15. What is the solution of the linear-quadratic system of equations?
y=x^2+5x-3
y-x=2
how about
x^2+5x-3 = x+2
x^2+4x-5 = 0
Now it's a cinch, right?
To find the solution of a linear-quadratic system of equations, we need to solve the system by substitution or elimination.
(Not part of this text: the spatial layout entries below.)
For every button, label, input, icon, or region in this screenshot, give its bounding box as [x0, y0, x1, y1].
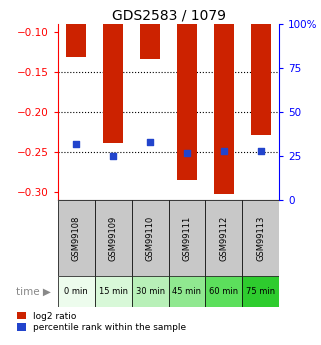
Bar: [66, 0, 86, 57]
Text: 30 min: 30 min: [135, 287, 165, 296]
Bar: [140, 0, 160, 59]
Bar: [95, 200, 132, 276]
Point: [147, 139, 153, 145]
Text: time ▶: time ▶: [16, 287, 51, 296]
Legend: log2 ratio, percentile rank within the sample: log2 ratio, percentile rank within the s…: [17, 312, 187, 332]
Bar: [169, 200, 205, 276]
Bar: [242, 200, 279, 276]
Text: GSM99110: GSM99110: [145, 215, 155, 261]
Bar: [169, 276, 205, 307]
Text: GSM99109: GSM99109: [108, 215, 118, 261]
Bar: [132, 276, 169, 307]
Text: 60 min: 60 min: [209, 287, 239, 296]
Bar: [242, 276, 279, 307]
Text: GSM99112: GSM99112: [219, 215, 229, 261]
Text: 15 min: 15 min: [99, 287, 128, 296]
Point: [258, 148, 263, 154]
Title: GDS2583 / 1079: GDS2583 / 1079: [111, 9, 226, 23]
Text: GSM99113: GSM99113: [256, 215, 265, 261]
Bar: [58, 276, 95, 307]
Bar: [251, 0, 271, 135]
Text: 45 min: 45 min: [172, 287, 202, 296]
Point: [110, 153, 116, 159]
Bar: [177, 0, 197, 180]
Point: [184, 150, 189, 155]
Point: [221, 148, 226, 154]
Bar: [58, 200, 95, 276]
Bar: [132, 200, 169, 276]
Text: GSM99108: GSM99108: [72, 215, 81, 261]
Bar: [103, 0, 123, 142]
Bar: [95, 276, 132, 307]
Point: [74, 141, 79, 147]
Text: 75 min: 75 min: [246, 287, 275, 296]
Text: GSM99111: GSM99111: [182, 215, 192, 261]
Text: 0 min: 0 min: [65, 287, 88, 296]
Bar: [205, 200, 242, 276]
Bar: [214, 0, 234, 194]
Bar: [205, 276, 242, 307]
Let's solve it by substitution.
We are given the following system of equations:
y = x^2 + 5x - 3 -- (Equation 1)
y - x = 2 -- (Equation 2)
Step 1: Solve Equation 2 for y.
Rearrange Equation 2 to get: y = x + 2
Step 2: Substitute this value of y in Equation 1.
Replace y in Equation 1 with x + 2, so we have:
x + 2 = x^2 + 5x - 3
Step 3: Rearrange the equation to make it a quadratic equation equal to zero.
Move all terms to one side:
x^2 + 5x - 3 - x - 2 = 0
x^2 + 4x - 5 = 0
Step 4: Solve the quadratic equation.
We can solve this equation by factoring, completing the square, or using the quadratic formula.
Factoring is the most straightforward method in this case:
(x-1)(x+5) = 0
From this factorization, we get two solutions:
x - 1 = 0, which gives x = 1
x + 5 = 0, which gives x = -5
Step 5: Substitute the values of x back into Equation 2 to find the corresponding y-values.
Substituting x = 1 into Equation 2:
y = 1 + 2 = 3
So one solution is (x, y) = (1, 3).
Substituting x = -5 into Equation 2:
y = -5 + 2 = -3
The other solution is (x, y) = (-5, -3).
Therefore, the solution to the given system of equations is (1, 3) and (-5, -3).